EgoExOR: An Ego-Exo-Centric Operating Room Dataset for Surgical Activity Understanding
Journal:
arXiv
Published Date:
May 30, 2025
Abstract
Operating rooms (ORs) demand precise coordination among surgeons, nurses, and
equipment in a fast-paced, occlusion-heavy environment, necessitating advanced
perception models to enhance safety and efficiency. Existing datasets either
provide partial egocentric views or sparse exocentric multi-view context, but
do not explore the comprehensive combination of both. We introduce EgoExOR, the
first OR dataset and accompanying benchmark to fuse first-person and
third-person perspectives.
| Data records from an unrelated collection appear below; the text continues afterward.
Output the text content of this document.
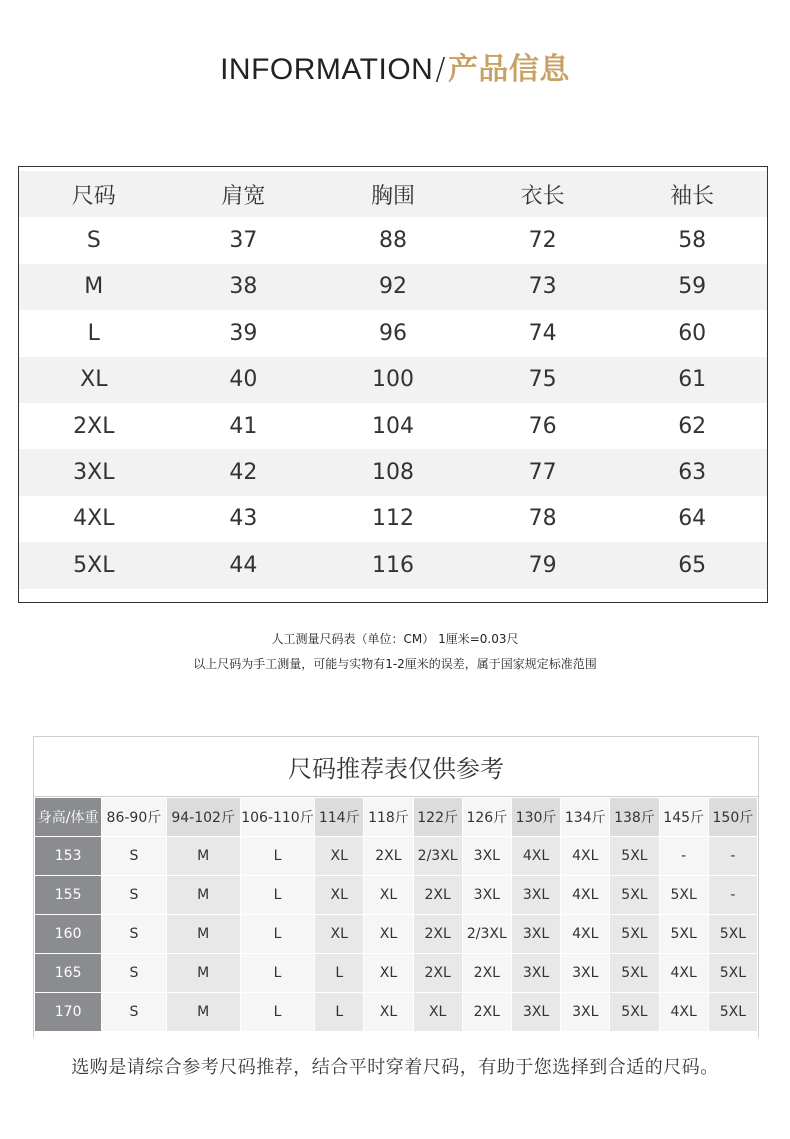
INFORMATION/产品信息
尺码	肩宽	胸围	衣长	袖长
S	37	88	72	58
M	38	92	73	59
L	39	96	74	60
XL	40	100	75	61
2XL	41	104	76	62
3XL	42	108	77	63
4XL	43	112	78	64
5XL	44	116	79	65
人工测量尺码表（单位：CM） 1厘米=0.03尺
以上尺码为手工测量，可能与实物有1-2厘米的误差，属于国家规定标准范围
尺码推荐表仅供参考
身高/体重	86-90斤	94-102斤	106-110斤	114斤	118斤	122斤	126斤	130斤	134斤	138斤	145斤	150斤
153	S	M	L	XL	2XL	2/3XL	3XL	4XL	4XL	5XL	-	-
155	S	M	L	XL	XL	2XL	3XL	3XL	4XL	5XL	5XL	-
160	S	M	L	XL	XL	2XL	2/3XL	3XL	4XL	5XL	5XL	5XL
165	S	M	L	L	XL	2XL	2XL	3XL	3XL	5XL	4XL	5XL
170	S	M	L	L	XL	XL	2XL	3XL	3XL	5XL	4XL	5XL
选购是请综合参考尺码推荐，结合平时穿着尺码，有助于您选择到合适的尺码。
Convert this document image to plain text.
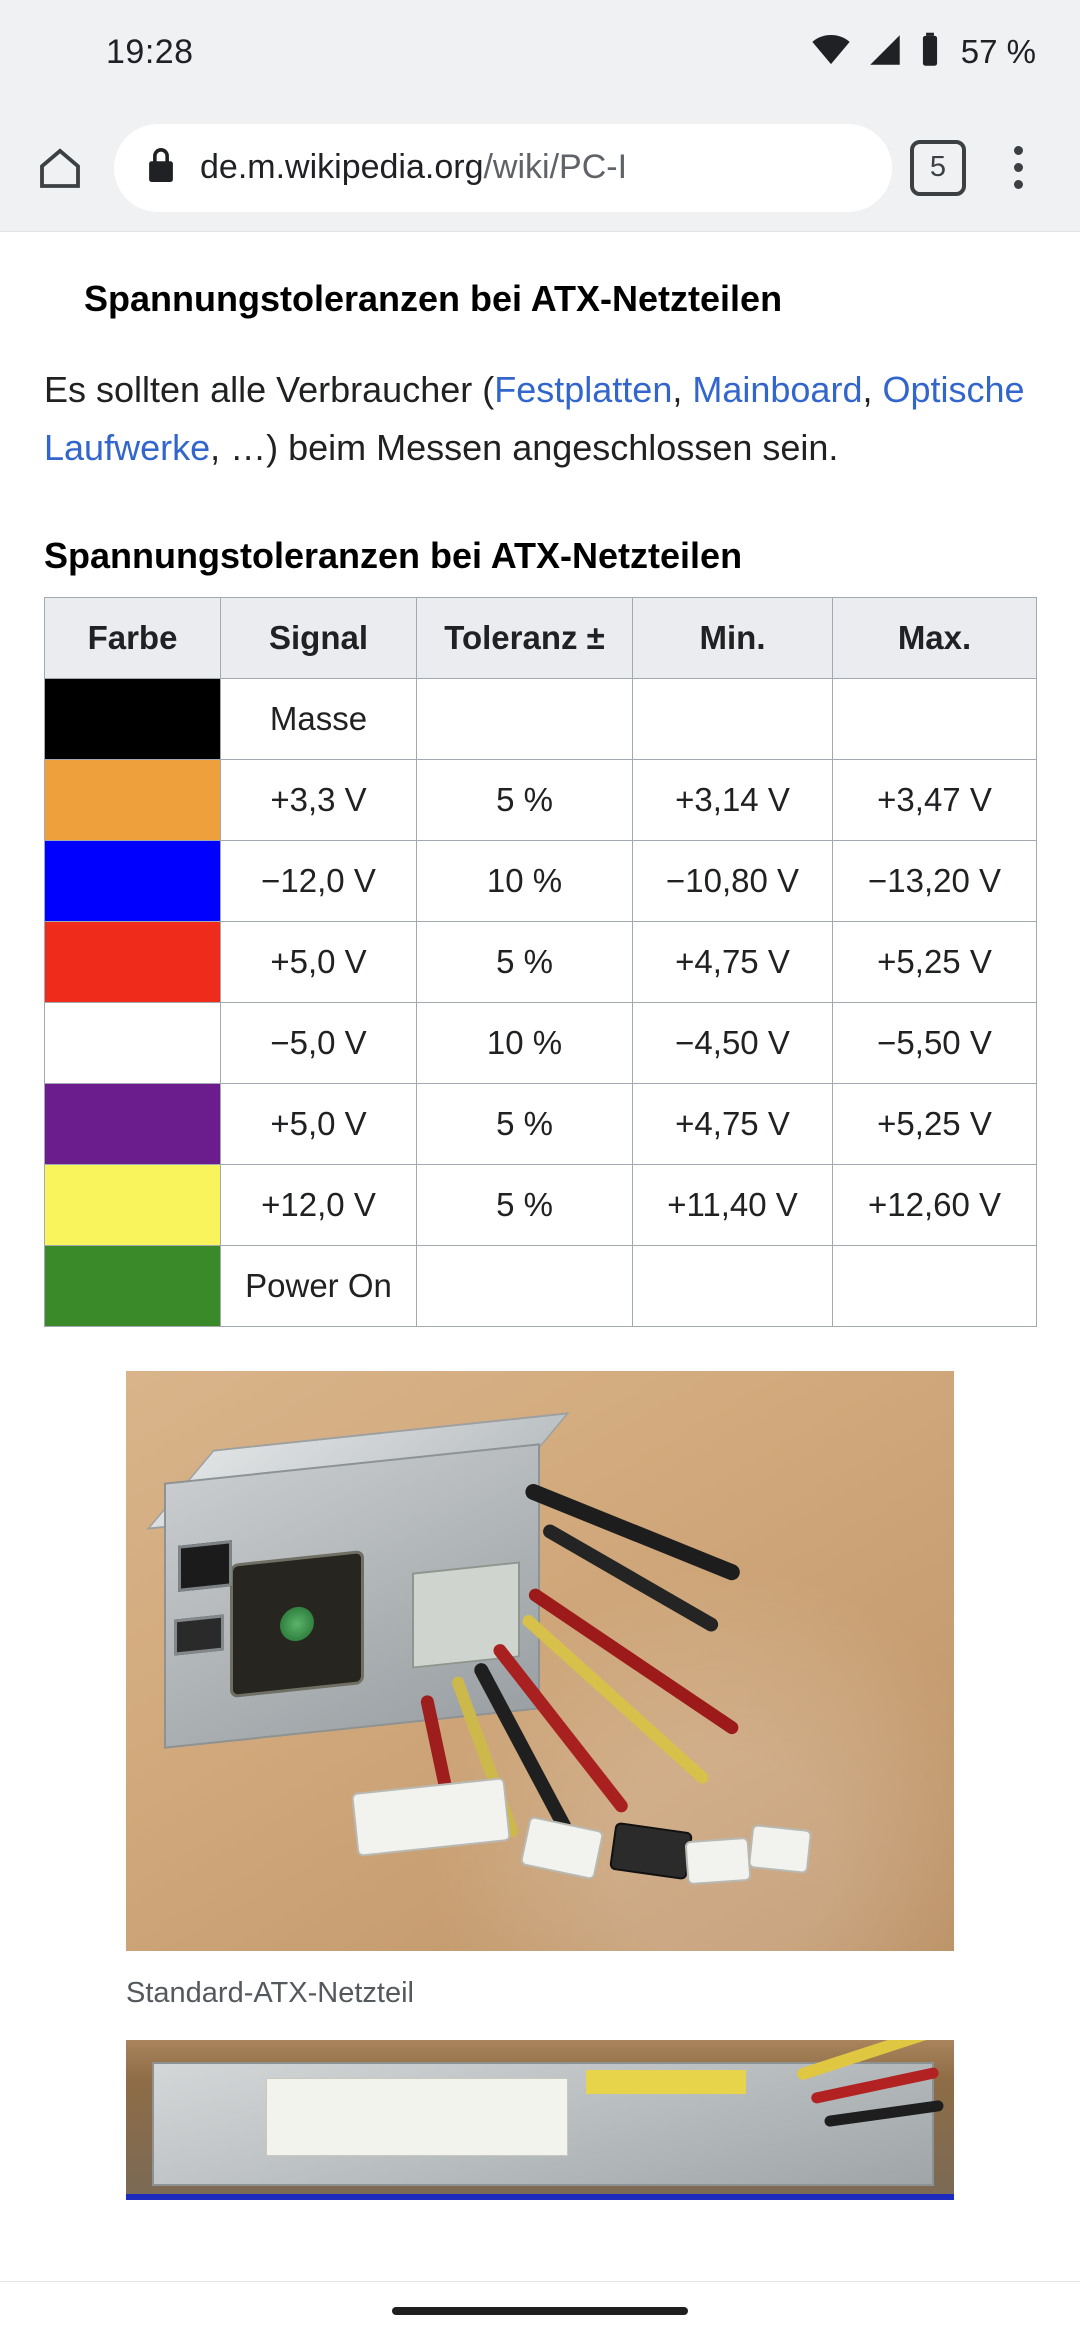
19:28	57 %
de.m.wikipedia.org/wiki/PC-I	5
Spannungstoleranzen bei ATX-Netzteilen

Es sollten alle Verbraucher (Festplatten, Mainboard, Optische Laufwerke, …) beim Messen angeschlossen sein.

Spannungstoleranzen bei ATX-Netzteilen
Farbe	Signal	Toleranz ±	Min.	Max.
	Masse			
	+3,3 V	5 %	+3,14 V	+3,47 V
	−12,0 V	10 %	−10,80 V	−13,20 V
	+5,0 V	5 %	+4,75 V	+5,25 V
	−5,0 V	10 %	−4,50 V	−5,50 V
	+5,0 V	5 %	+4,75 V	+5,25 V
	+12,0 V	5 %	+11,40 V	+12,60 V
	Power On			
Standard-ATX-Netzteil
Spanning 94 minutes (84,553 frames at 15 FPS) of two
emulated spine procedures, Ultrasound-Guided Needle Insertion and Minimally
Invasive Spine Surgery, EgoExOR integrates egocentric data (RGB, gaze, hand
tracking, audio) from wearable glasses, exocentric RGB and depth from RGB-D
cameras, and ultrasound imagery. Its detailed scene graph annotations, covering
36 entities and 22 relations (568,235 triplets), enable robust modeling of
clinical interactions, supporting tasks like action recognition and
human-centric perception. We evaluate the surgical scene graph generation
performance of two adapted state-of-the-art models and offer a new baseline
that explicitly leverages EgoExOR's multimodal and multi-perspective signals.
This new dataset and benchmark set a new foundation for OR perception, offering
a rich, multimodal resource for next-generation clinical perception.